Friday, October 12, 2007

All Shook Up

Friday Night Music: Elvis Presley.

I wish I could karaoke Elvis today. I don't, of course, have the best voice around, but since I've a cold and a sore throat right now, it's turned quite passable. Many were the times that I've wished I actually had the 'sore-throat-voice' all the time - that way, at least, people wouldn't give me the "Please, my ears!" look when I sing.

All shook up. I have to share this. On Fi's birthday, we'd gone for the US Open. If this blog has taught you one thing about me, it is that I don't care too much for sports as a general rule. I'll bend enough to say I actually enjoy some competitive sports - gymnastics, figure skating, stuff like that. Stuff with grace, stuff that the artist in me can appreciate, too. And I have played competitive sports when I was younger: badminton, throwball, ...you get the drift. And, even now, I like playing a bit of raquetball sometimes, or swimming (which got me the 'sore-throat-voice' in the first place), apart from my regular gym routine. And, what's weirder, over the last couple of months I've found myself in situations where I land up watching competitive matches a lot - baseball, cricket, tennis... hell, golf.

Coming back. In general, I'm rather wary of sports. So, when I walked on to the stadium that day, I must've been the only person there who didn't actually belong. I was wondering if the weather would hold, appraising Ms. Ahead-of-me's outfit and wondering when was the earliest I could broach going home without sounding, well, non-sportive. So, in that mood, I accompanied Fi and Di to the Arthur Ashe Stadium, where the match between I-don't-remember and I-don't-care was going on in full spate. I watched as the crowds cheered - and jeered. I observed the eyes of the two people on either side of me hang on to the ball hungrily. I felt guilty being there - as if I was intruding on some sacred and secret ceremony. I listened as they discussed the odds of the game being won by I-don't-remember... or was it I-don't-care? I looked at the footwork of the two players and thought of a cool indoors stadium where I could see figure-skaters glide gracefully and noiselessly to music I enjoyed.

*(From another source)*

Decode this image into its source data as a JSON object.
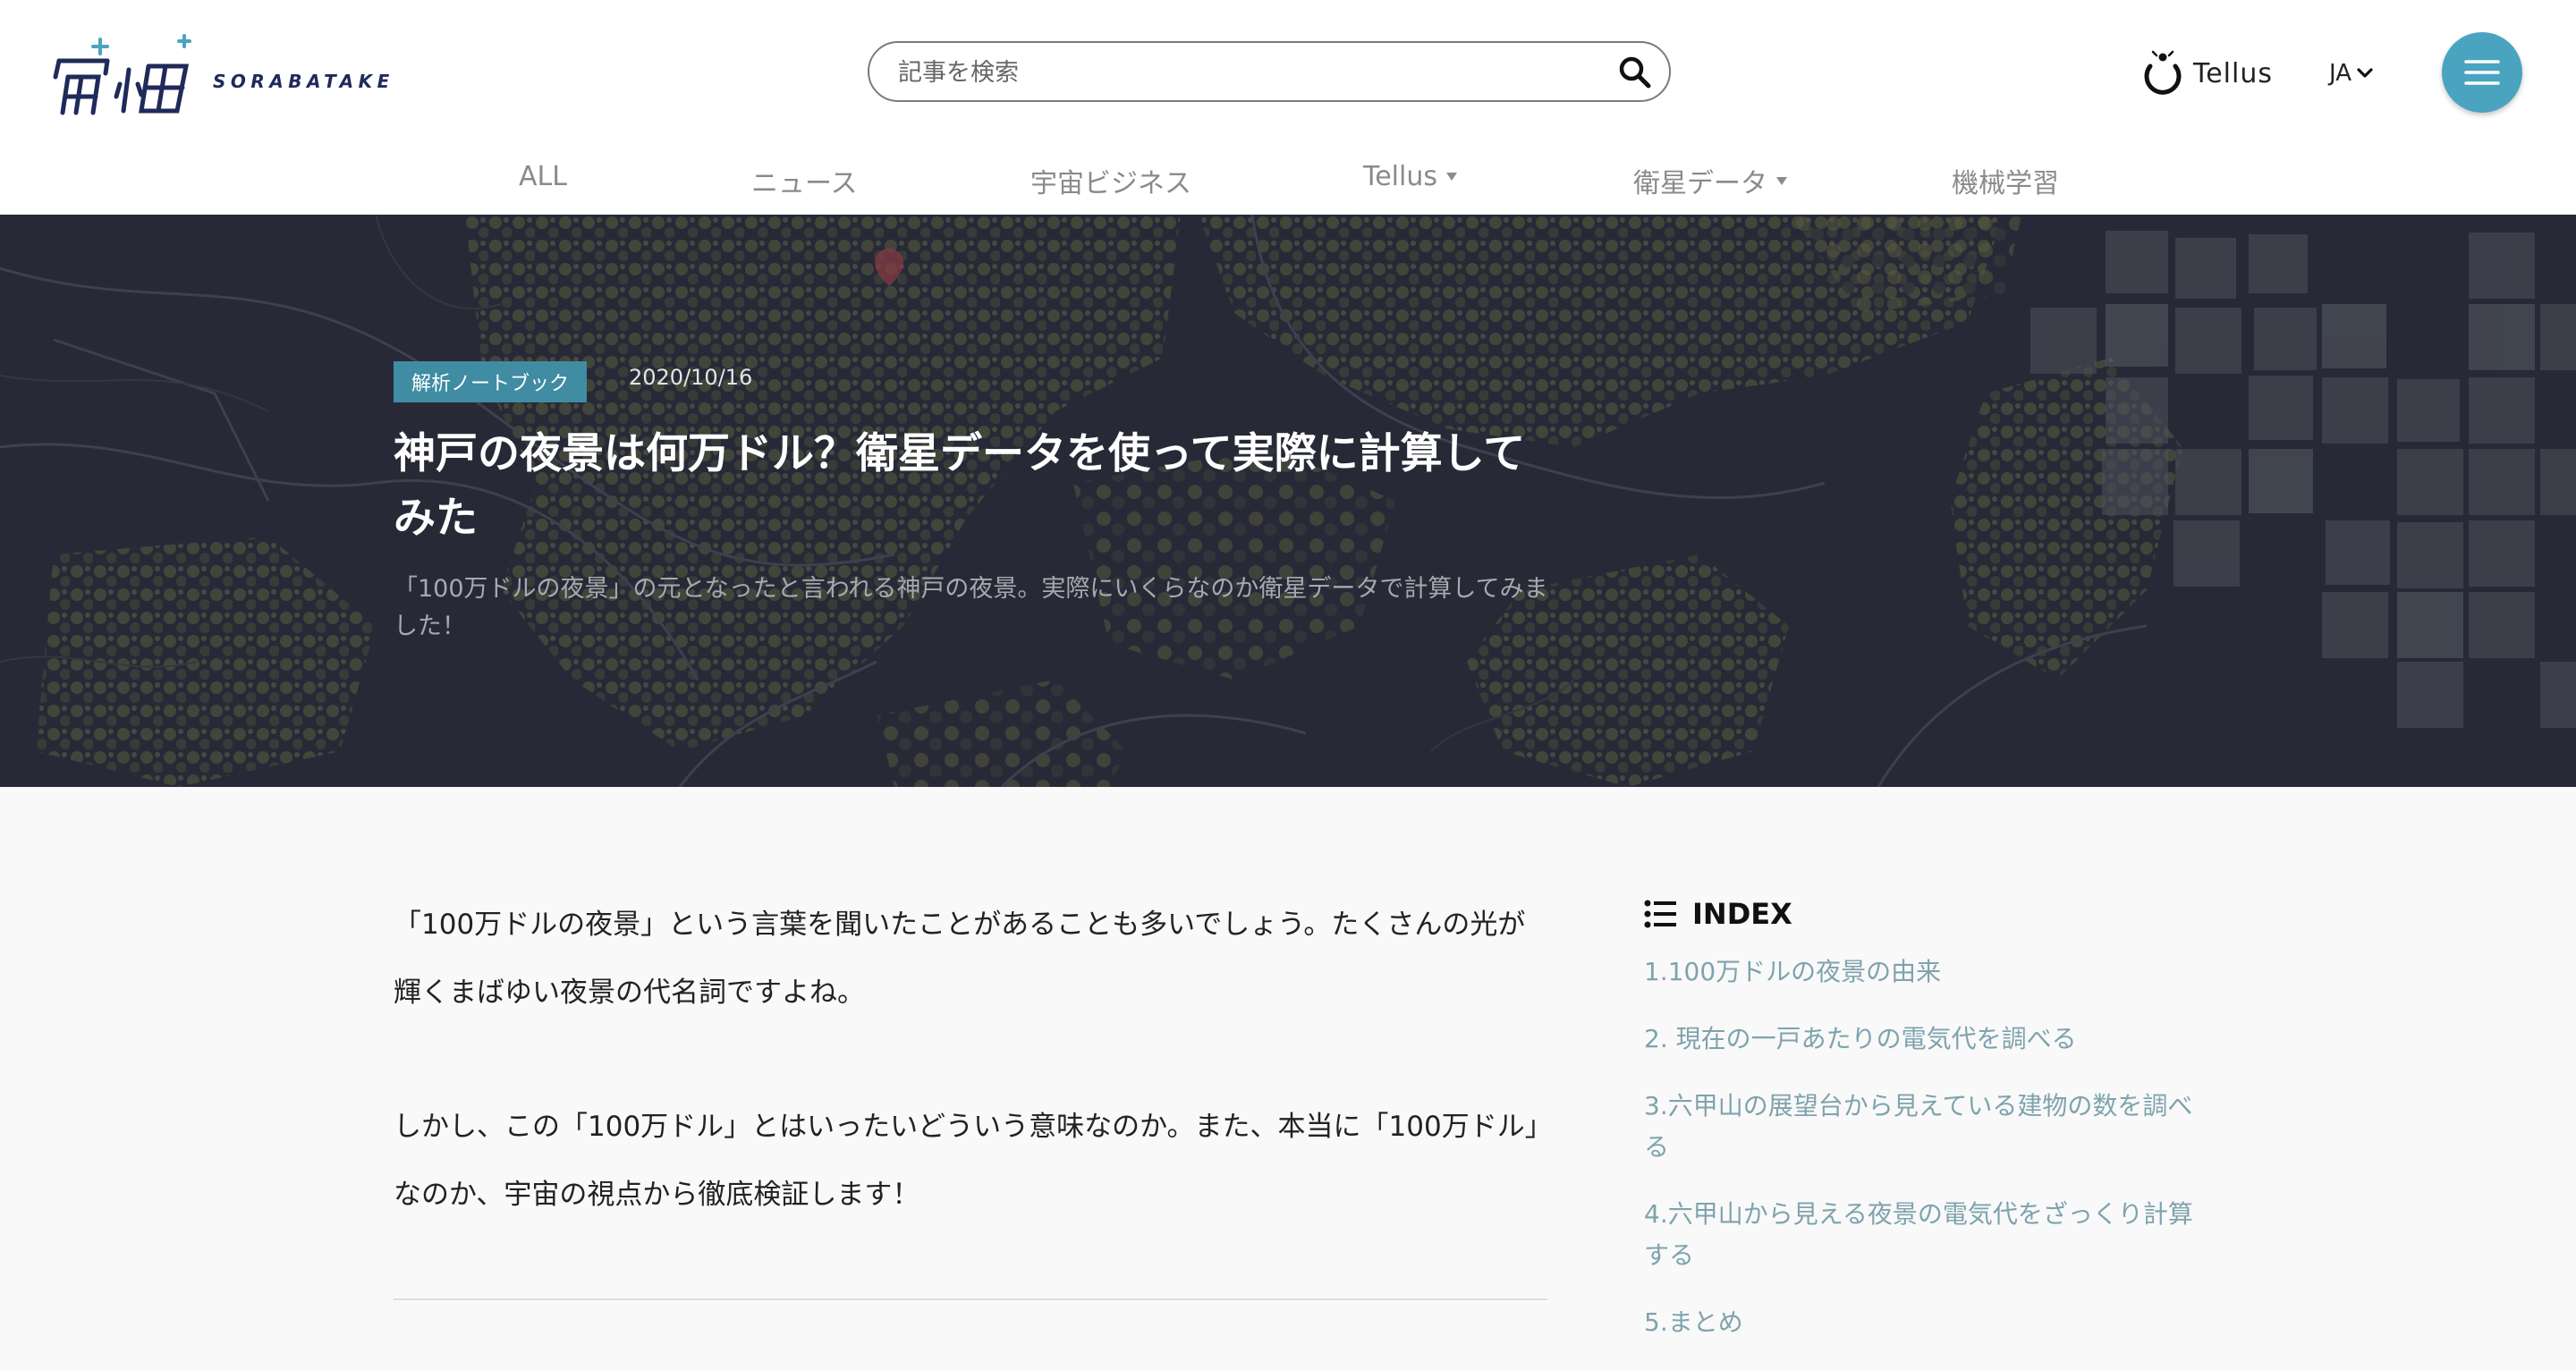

That's when the players stopped for a break, and the voice of Elvis filled the stadium. All Shook Up. I wouldn't say I belonged already - but I felt that if the people around me could appreciate Elvis and tennis in one breath, I might try too. In the end, it wasn't about the "no-sports" rule, it was about letting down some of my natural defences. Maybe I should be fair and call them 'prejudices'. That's what playing the game is all about, isn't it?